A ideia
do analista sempre silencioso é uma caricatura. Isso não quer dizer, contudo,
que o silêncio não tenha sua função no processo analítico. Se fosse “verdade”
que o analista não fala, ainda assim teríamos aí uma questão que mereceria
melhores esclarecimentos. Pois como a “verdade
é sempre não-toda”, nos diz Lacan, essa afirmativa por si não seria capaz
de dar conta de dizer tudo sobre a práxis do analista. Por outro lado, vale
dizer que “escutar”, ou melhor, “a escuta de um psicanalista” em si já não é
pouca coisa, pois permite ao sujeito falar daquilo que há de mais íntimo, sem
ser censurado e julgado segundo critérios morais: do bem e do mal, do certo ou
errado, além de contar com o sigilo de seus maiores segredos.
Escutar o
paciente, antes falar e fazer suposições, trata-se de uma posição ética, que
supõe um saber do lado do analisando a respeito de si próprio (mesmo que ele
ainda não saiba) a ser construído no processo analítico. Além disso, isso
aponta para o fato de que qualquer intervenção e interpretação do analista só é
mediante a prévia escuta do paciente. Não se trabalha com um saber pronto,
produzido de antemão, que caberia para todo sujeito. A teoria psicanalítica
orienta e jamais o analista pode prescindir dela, mas ela não substitui o
singular e só se confirma e se autentifica medicante o caso a caso. A
psicanálise é a clínica do particular.
Desse modo,
o analista trabalha
essencialmente com a fala do paciente, pois é na fala que o inconsciente pode
emergir.

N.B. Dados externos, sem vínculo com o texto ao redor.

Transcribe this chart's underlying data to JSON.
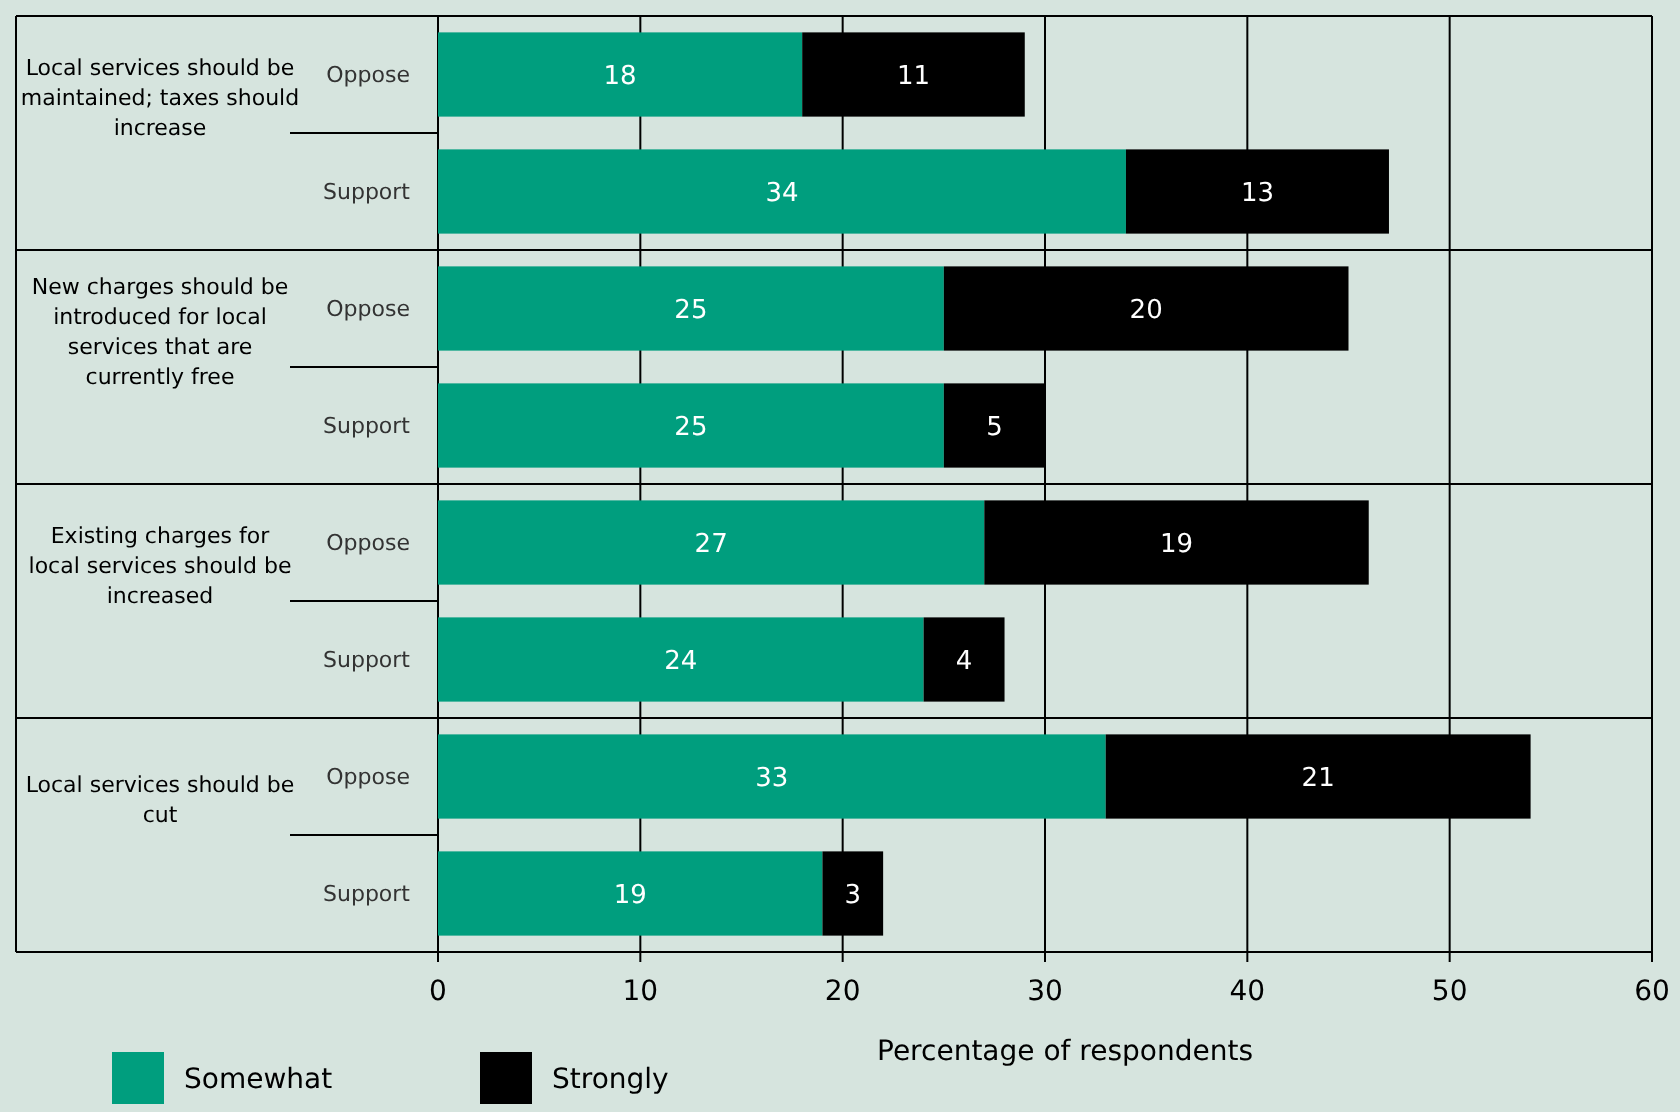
{
  "chart_data": {
    "type": "bar",
    "orientation": "horizontal",
    "stacked": true,
    "data_labels": true,
    "grid": "x",
    "legend": "bottom left",
    "xlabel": "Percentage of respondents",
    "categories": [
      "Oppose",
      "Support",
      "Oppose",
      "Support",
      "Oppose",
      "Support",
      "Oppose",
      "Support"
    ],
    "annotations": [
      "Local services should be maintained; taxes should increase",
      "New charges should be introduced for local services that are currently free",
      "Existing charges for local services should be increased",
      "Local services should be cut"
    ],
    "series": [
      {
        "name": "Somewhat",
        "color": "#009e7e",
        "values": [
          18,
          34,
          25,
          25,
          27,
          24,
          33,
          19
        ]
      },
      {
        "name": "Strongly",
        "color": "#000000",
        "values": [
          11,
          13,
          20,
          5,
          19,
          4,
          21,
          3
        ]
      }
    ],
    "xlim": [
      0,
      60
    ],
    "xticks": [
      0,
      10,
      20,
      30,
      40,
      50,
      60
    ]
  }
}
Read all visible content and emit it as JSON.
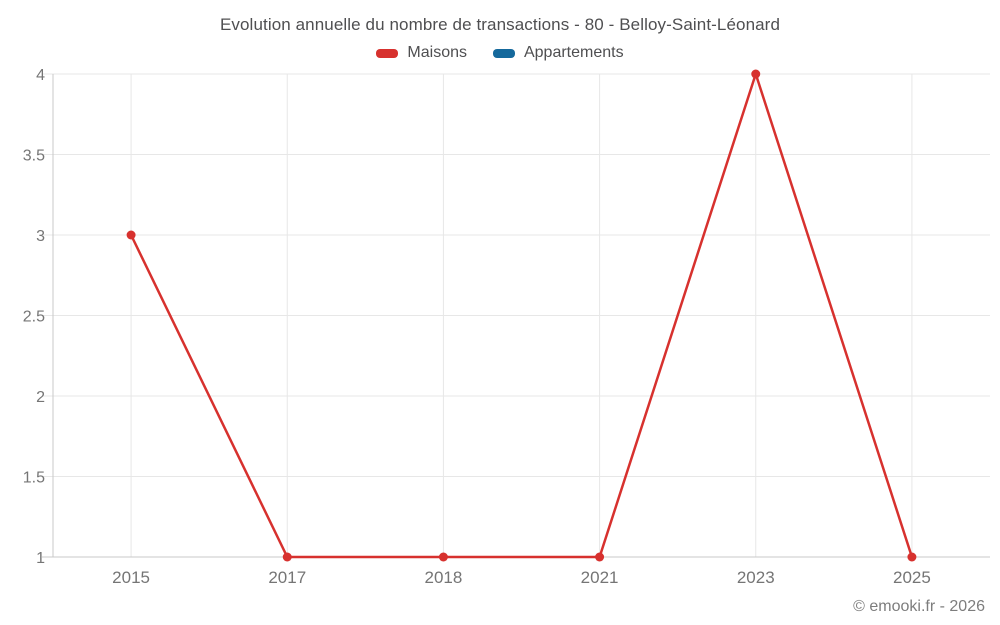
{
  "page": {
    "title": "Evolution annuelle du nombre de transactions - 80 - Belloy-Saint-Léonard",
    "attribution": "© emooki.fr - 2026"
  },
  "legend": {
    "items": [
      {
        "label": "Maisons",
        "color": "#d7312e"
      },
      {
        "label": "Appartements",
        "color": "#15699c"
      }
    ]
  },
  "colors": {
    "maisons": "#d7312e",
    "appartements": "#15699c",
    "gridline": "#e7e7e7",
    "axis_line": "#c9c9c9",
    "tick_label": "#757575",
    "title_text": "#4f4f51",
    "attribution_text": "#7d7d7d",
    "background": "#ffffff"
  },
  "chart_data": {
    "type": "line",
    "title": "Evolution annuelle du nombre de transactions - 80 - Belloy-Saint-Léonard",
    "categories": [
      "2015",
      "2017",
      "2018",
      "2021",
      "2023",
      "2025"
    ],
    "series": [
      {
        "name": "Maisons",
        "color": "#d7312e",
        "values": [
          3,
          1,
          1,
          1,
          4,
          1
        ]
      },
      {
        "name": "Appartements",
        "color": "#15699c",
        "values": []
      }
    ],
    "xlabel": "",
    "ylabel": "",
    "ylim": [
      1,
      4
    ],
    "yticks": [
      1,
      1.5,
      2,
      2.5,
      3,
      3.5,
      4
    ],
    "ytick_labels": [
      "1",
      "1.5",
      "2",
      "2.5",
      "3",
      "3.5",
      "4"
    ],
    "grid": true,
    "legend_position": "top",
    "marker": "circle",
    "line_width": 2.5,
    "marker_radius": 4.5
  }
}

É isto que Lacan quer assinalar com seu famoso aforismo, que marcou
sua releitura da obra freudiana: “O
inconsciente é estruturado como uma linguagem”. O inconsciente não está
dentro, nem fora, mas se encontra na própria fala do analisando, cabendo ao
analista intervir para que o inconsciente exista. É o analista que enfatiza
aquilo que o analisando desconsidera (as manifestações do inconsciente: atos
falhos, chistes, sonhos, sintoma) e aponta para seu estatuto de representante
da verdade do sujeito. Daí, a tese de Lacan: O inconsciente não é sem o analista.

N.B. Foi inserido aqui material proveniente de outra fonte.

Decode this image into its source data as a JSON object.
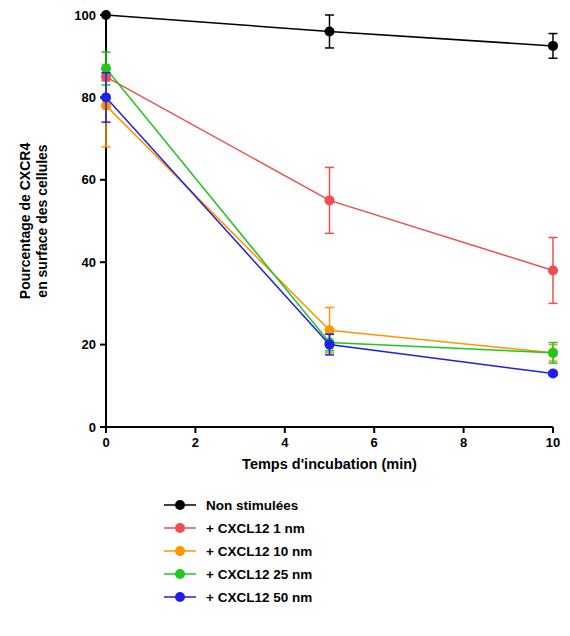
{
  "chart_data": {
    "type": "line",
    "x_label": "Temps d'incubation (min)",
    "y_label": [
      "Pourcentage de CXCR4",
      "en surface des cellules"
    ],
    "x": [
      0,
      5,
      10
    ],
    "xlim": [
      0,
      10
    ],
    "xticks": [
      0,
      2,
      4,
      6,
      8,
      10
    ],
    "ylim": [
      0,
      100
    ],
    "yticks": [
      0,
      20,
      40,
      60,
      80,
      100
    ],
    "grid": false,
    "legend": "bottom",
    "marker": "circle",
    "line_style": "solid",
    "series": [
      {
        "name": "Non stimulées",
        "color": "#000000",
        "values": [
          100,
          96,
          92.5
        ],
        "errors": [
          0,
          4,
          3
        ]
      },
      {
        "name": "+ CXCL12 1 nm",
        "color": "#f04e4e",
        "values": [
          85,
          55,
          38
        ],
        "errors": [
          1,
          8,
          8
        ]
      },
      {
        "name": "+ CXCL12 10 nm",
        "color": "#ff9500",
        "values": [
          78,
          23.5,
          18
        ],
        "errors": [
          10,
          5.5,
          2
        ]
      },
      {
        "name": "+ CXCL12 25 nm",
        "color": "#1ec81e",
        "values": [
          87,
          20.5,
          18
        ],
        "errors": [
          4,
          2,
          2.5
        ]
      },
      {
        "name": "+ CXCL12 50 nm",
        "color": "#1f1fe8",
        "values": [
          80,
          20,
          13
        ],
        "errors": [
          6,
          2.5,
          0.5
        ]
      }
    ]
  }
}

De modo mais preciso, afirmamos que a
psicanálise trabalha com os ditos do paciente, questionando a posição do
sujeito frente a eles, o lugar do enunciante frente ao seu enunciado,–
permitindo reformular sua queixa e
introduzir o mal-entendido. Isso o guia ao encontro do inconsciente, levando-o
ao questionamento de seu desejo e do que pretende dizer quando fala. O ato
analítico consiste em implicar o sujeito em sua queixa, de modo que possa
avançar, deslizando da queixa a respeito do outro, para a pergunta: “Qual minha
parte nisto?”, produzindo, então, uma retificação subjetiva, uma
responsabilização do sujeito sobre seu sintoma. Convém destacar que
responsabilizar não é de modo algum culpabilizar o paciente pelo seu sofrimento.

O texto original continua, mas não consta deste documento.